L’intrigue policière n’intéresse pas vraiment Clouzot, qui se concentre bien davantage sur les personnages, leurs comportements au sein d’une communauté hétéroclite confrontée à l’irruption du Mal et du soupçon (le même thème qu’il développera, en bien moins léger, dans Le Corbeau). Surtout, il privilégie l’humour, fait peut-être unique dans sa filmographie. Les dialogues, gouailleurs et caustiques, sont particulièrement réussis. « Je ne peux pas me rendre compte, je suis une vraie jeune fille », lance une vieille pensionnaire des Mimosas. « Mes compliments », lui répond Wens… C’est brillant, croustillant, et c’est comme ça jusqu’à la fin.

Le couple Fresnay/Delair est un autre moteur de l’humour et du rythme imparable de ce film. Parce qu’ils sont totalement opposés, lui raide comme la justice, elle totalement exubérante, ces deux-là forment un couple de comédie idéal. Suzy Delair d’ailleurs, souvent tête à claque dans ses films, est formidable ici, en partie grâce au contrepoint que lui offre Fresnay.

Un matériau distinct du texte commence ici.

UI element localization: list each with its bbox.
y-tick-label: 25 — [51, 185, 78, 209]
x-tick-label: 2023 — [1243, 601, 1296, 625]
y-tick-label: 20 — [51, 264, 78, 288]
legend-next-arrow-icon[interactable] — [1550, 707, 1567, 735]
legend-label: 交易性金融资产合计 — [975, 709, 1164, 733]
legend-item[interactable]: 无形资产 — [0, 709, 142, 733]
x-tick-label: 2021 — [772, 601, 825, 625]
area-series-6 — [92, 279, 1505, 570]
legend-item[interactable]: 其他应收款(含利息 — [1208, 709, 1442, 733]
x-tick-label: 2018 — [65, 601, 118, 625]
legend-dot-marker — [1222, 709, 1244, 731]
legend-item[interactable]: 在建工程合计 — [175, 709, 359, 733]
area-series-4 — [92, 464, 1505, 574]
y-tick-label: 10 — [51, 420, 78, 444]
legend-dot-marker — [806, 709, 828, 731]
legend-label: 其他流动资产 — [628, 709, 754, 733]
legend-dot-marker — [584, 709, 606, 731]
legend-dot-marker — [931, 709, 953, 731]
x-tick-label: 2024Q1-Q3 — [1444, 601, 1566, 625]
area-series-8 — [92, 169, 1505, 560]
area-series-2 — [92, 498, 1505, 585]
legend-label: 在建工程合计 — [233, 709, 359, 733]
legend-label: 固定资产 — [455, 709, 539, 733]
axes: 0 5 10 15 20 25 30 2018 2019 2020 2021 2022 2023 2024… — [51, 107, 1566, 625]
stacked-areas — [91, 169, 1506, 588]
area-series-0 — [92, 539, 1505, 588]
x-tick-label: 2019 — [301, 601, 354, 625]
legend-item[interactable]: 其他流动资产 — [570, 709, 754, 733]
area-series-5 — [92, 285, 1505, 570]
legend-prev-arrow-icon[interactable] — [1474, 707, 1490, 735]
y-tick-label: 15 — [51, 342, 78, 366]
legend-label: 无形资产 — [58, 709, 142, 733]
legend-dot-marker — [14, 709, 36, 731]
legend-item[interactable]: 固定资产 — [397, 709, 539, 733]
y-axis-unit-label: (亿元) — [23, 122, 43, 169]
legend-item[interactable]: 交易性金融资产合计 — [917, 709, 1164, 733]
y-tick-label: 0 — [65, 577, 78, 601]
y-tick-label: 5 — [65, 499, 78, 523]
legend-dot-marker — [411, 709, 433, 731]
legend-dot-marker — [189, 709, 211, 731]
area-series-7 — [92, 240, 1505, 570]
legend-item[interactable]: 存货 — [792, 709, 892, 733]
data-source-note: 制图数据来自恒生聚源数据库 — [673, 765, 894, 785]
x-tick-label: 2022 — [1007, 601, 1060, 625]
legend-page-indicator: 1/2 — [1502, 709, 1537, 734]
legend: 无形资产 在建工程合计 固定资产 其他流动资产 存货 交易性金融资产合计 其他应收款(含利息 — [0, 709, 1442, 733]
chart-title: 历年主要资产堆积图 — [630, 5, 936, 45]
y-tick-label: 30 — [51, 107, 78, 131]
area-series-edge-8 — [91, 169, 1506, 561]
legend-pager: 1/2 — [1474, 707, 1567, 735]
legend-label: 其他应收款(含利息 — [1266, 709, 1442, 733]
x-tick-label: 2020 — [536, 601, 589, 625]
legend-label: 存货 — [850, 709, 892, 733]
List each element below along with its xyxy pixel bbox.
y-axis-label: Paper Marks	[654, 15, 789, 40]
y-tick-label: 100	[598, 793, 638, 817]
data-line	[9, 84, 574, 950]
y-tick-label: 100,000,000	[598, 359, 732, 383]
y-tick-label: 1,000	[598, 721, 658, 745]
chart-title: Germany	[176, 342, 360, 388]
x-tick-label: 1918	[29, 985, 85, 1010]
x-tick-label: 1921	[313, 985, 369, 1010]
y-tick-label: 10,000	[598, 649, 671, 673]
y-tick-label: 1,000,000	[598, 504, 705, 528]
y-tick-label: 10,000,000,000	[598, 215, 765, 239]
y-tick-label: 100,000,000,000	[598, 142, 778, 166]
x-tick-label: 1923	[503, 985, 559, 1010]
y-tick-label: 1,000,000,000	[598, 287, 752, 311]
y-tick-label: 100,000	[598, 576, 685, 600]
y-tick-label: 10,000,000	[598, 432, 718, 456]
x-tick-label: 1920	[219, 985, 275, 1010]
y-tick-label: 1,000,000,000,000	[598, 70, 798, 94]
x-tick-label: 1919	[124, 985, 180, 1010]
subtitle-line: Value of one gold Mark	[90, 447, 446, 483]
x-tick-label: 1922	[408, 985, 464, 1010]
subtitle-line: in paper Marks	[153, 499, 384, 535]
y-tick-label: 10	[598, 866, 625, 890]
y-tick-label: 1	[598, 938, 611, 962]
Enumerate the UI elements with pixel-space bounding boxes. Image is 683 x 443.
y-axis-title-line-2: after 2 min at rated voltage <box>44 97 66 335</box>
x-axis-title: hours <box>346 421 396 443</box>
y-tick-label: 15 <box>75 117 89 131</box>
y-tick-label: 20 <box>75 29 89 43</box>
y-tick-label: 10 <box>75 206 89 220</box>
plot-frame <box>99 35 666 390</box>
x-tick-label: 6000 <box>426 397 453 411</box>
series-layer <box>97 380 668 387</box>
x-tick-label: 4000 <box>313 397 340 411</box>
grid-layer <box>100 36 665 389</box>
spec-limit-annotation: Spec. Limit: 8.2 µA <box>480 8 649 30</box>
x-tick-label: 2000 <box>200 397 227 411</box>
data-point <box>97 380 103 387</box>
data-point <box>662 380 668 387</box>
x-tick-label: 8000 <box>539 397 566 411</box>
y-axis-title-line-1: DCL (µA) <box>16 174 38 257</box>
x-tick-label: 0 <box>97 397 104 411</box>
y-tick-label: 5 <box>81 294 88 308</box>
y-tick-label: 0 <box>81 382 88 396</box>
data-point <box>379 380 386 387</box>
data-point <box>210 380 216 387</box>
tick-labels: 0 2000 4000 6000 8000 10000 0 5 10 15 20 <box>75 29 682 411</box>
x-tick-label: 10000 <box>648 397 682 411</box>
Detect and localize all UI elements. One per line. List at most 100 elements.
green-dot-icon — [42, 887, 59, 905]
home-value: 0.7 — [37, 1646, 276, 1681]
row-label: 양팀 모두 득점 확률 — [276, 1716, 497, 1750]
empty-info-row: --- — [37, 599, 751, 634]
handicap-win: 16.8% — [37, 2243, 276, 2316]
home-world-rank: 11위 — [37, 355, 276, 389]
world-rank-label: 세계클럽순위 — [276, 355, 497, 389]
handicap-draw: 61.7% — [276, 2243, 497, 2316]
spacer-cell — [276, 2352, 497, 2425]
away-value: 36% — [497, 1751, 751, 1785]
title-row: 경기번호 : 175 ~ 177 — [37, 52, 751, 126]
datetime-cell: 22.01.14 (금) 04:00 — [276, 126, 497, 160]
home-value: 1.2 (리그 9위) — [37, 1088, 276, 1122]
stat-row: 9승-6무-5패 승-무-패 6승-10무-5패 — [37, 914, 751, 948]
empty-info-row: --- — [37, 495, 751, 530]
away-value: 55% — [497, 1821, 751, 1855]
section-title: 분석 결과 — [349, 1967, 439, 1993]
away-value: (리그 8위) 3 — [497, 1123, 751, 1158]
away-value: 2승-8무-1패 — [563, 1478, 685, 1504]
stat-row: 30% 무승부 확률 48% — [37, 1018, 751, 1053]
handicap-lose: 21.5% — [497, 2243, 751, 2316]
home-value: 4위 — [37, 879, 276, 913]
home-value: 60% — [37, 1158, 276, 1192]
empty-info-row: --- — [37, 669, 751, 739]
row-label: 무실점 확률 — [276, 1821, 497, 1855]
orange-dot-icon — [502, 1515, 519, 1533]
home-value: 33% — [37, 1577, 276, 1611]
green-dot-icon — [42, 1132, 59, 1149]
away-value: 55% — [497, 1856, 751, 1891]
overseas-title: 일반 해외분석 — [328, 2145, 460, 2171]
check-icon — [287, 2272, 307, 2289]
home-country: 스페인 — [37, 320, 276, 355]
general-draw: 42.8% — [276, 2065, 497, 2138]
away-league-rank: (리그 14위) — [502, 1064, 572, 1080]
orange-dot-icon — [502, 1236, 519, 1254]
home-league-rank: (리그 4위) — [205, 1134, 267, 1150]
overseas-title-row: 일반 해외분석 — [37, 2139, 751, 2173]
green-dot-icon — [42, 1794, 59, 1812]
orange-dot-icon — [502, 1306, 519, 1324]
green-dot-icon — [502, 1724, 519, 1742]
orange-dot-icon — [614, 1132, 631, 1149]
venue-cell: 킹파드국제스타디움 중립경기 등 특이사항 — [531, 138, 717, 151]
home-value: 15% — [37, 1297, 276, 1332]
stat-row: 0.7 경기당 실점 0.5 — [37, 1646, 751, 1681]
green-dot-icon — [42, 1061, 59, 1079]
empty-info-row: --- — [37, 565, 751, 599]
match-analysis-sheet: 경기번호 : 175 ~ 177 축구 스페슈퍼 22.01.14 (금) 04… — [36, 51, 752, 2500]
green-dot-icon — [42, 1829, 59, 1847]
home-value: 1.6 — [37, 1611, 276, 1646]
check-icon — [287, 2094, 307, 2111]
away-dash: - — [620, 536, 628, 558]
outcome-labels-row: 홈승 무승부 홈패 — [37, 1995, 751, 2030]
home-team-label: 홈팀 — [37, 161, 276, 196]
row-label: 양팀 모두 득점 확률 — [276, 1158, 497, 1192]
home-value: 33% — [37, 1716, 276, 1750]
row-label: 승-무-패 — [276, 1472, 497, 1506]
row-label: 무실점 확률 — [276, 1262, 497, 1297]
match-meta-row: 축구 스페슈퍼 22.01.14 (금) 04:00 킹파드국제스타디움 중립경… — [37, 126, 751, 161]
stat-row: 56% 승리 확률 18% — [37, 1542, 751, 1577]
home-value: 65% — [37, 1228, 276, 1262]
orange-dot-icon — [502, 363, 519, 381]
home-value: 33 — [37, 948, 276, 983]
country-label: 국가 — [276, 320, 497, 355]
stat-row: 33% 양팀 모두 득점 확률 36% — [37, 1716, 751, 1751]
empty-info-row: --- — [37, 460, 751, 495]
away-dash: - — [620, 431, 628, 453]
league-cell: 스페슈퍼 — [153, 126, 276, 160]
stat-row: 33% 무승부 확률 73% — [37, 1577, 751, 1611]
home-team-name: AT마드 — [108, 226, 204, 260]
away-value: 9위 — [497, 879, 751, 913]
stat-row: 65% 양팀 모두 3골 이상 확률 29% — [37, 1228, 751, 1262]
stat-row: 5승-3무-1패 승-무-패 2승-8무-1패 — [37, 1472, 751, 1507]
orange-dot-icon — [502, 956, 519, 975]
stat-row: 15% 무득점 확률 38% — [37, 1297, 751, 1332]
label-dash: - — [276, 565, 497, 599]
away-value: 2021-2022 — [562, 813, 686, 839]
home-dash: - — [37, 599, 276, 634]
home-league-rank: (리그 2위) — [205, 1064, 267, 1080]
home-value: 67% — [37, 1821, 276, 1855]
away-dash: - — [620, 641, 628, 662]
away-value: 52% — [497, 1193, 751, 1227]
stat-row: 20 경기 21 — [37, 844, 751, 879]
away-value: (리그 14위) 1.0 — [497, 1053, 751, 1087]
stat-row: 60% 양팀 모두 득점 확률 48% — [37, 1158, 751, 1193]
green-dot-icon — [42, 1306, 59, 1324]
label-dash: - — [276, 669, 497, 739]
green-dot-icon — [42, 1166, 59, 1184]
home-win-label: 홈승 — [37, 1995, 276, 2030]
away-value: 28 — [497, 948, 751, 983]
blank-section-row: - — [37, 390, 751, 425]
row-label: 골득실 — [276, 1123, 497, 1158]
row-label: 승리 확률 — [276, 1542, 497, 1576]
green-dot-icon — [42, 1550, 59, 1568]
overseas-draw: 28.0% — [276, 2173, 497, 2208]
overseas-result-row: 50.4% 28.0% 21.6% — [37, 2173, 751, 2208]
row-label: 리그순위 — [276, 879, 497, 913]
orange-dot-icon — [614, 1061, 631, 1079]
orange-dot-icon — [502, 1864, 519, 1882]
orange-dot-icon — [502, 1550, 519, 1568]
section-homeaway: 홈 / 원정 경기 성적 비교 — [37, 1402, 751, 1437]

L'Assassin habite au 21 2Et les moindres seconds rôles sont exceptionnels, avec une mention spéciale à Pierre Larquey, acteur de second plan génial et indispensable, qui donne un relief formidable à un personnage qui, sur le papier, n’en a guère. Noël Roquevert en faux militaire, et Jean Tissier en artiste de music-hall haut en couleurs, sont excellents eux aussi.

Le moindre petit rôle a la gouaille si séduisante de ce Paris disparu, et j’avoue un petit faible pour André Gabriello, le gros flic bonhomme au débit impossible, et pour le tout jeunôt Raymond Bussières qui lui chante du haut de son lampadaire « J’emmerde les gendarmes, et la maréchaussée, et la maréchaussée… ».

Et puis il y a le rythme, imparable et jubilatoire, et l’intelligence de la mise en scène, qui utilise merveilleusement les beaux décors. Dès la toute première séquence, Clouzot impressionne par la maîtrise de son art. En quelques minutes, il plante le contexte, et signe une belle séquence de suspense tout droit issue du réalisme poétique. La toute première scène de sa filmographie, et déjà un chef d’œuvre.